Die anderen Vertragspartner wollen an dem Abkommen festhalten, allerdings droht nun der Iran, teilweise aus dem Vertrag auszusteigen. Anfang der Woche reisten Bundestagsmitglieder nach Teheran, um Möglichkeiten zur Rettung des Abkommens auszuloten. Wichtig sei es in dieser schwierigen Situation, im Dialog zu bleiben, sagt Delegationsleiter Matthias Höhn von der Linken-Fraktion nach den Iran-Gesprächen im Interview:
heute.de: Wie fühlt sich der Iran gerade an?

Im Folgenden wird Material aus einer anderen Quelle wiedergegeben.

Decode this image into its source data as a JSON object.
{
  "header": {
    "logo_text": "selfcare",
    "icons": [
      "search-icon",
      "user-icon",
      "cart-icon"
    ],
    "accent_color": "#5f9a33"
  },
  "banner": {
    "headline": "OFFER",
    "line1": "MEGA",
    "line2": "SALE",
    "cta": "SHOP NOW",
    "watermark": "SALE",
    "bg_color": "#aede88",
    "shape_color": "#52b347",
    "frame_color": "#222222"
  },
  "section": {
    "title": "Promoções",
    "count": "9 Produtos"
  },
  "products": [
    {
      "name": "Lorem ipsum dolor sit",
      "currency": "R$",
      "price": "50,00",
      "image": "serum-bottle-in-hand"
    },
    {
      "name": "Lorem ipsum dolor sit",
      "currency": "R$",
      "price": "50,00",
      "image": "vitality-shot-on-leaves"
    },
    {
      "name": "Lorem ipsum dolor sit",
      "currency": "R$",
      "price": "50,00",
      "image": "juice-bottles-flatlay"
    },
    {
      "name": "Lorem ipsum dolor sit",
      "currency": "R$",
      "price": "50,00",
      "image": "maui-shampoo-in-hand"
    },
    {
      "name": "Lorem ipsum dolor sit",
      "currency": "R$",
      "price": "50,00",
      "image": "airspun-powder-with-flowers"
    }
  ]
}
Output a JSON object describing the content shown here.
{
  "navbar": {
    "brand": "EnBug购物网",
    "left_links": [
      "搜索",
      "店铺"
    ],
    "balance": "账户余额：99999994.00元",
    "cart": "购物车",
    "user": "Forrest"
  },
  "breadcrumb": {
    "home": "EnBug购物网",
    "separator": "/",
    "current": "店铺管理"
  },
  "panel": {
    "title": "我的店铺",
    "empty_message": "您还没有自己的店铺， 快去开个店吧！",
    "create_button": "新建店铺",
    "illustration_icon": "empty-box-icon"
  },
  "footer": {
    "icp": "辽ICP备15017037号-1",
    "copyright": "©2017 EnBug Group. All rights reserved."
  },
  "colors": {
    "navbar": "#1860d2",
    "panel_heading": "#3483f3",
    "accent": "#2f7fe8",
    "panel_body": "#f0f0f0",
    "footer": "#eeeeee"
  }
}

Matthias Höhn: Wenn man durch Teheran fährt, ist von der angespannten Situation nicht unmittelbar etwas zu spüren. In den Gesprächen mit den politischen Verantwortlichen war allerdings für alle klar, dass es eine sehr schwierige Lage ist, die sich mitunter auch ausweglos anfühlt. Und man bekommt ein Gespür dafür, dass uns die Zeit davonzulaufen droht, den Nuklearvertrag noch zu retten. Aber wenn man sich in Teheran in ein Café setzt und die vielen jungen Menschen beobachtet, wie sie sich geben, wie sie auf uns reagieren, dann gibt es auch kurze Momente, die Hoffnung machen.
heute.de: Glauben die Menschen im Iran, dass es zu einem Krieg kommt?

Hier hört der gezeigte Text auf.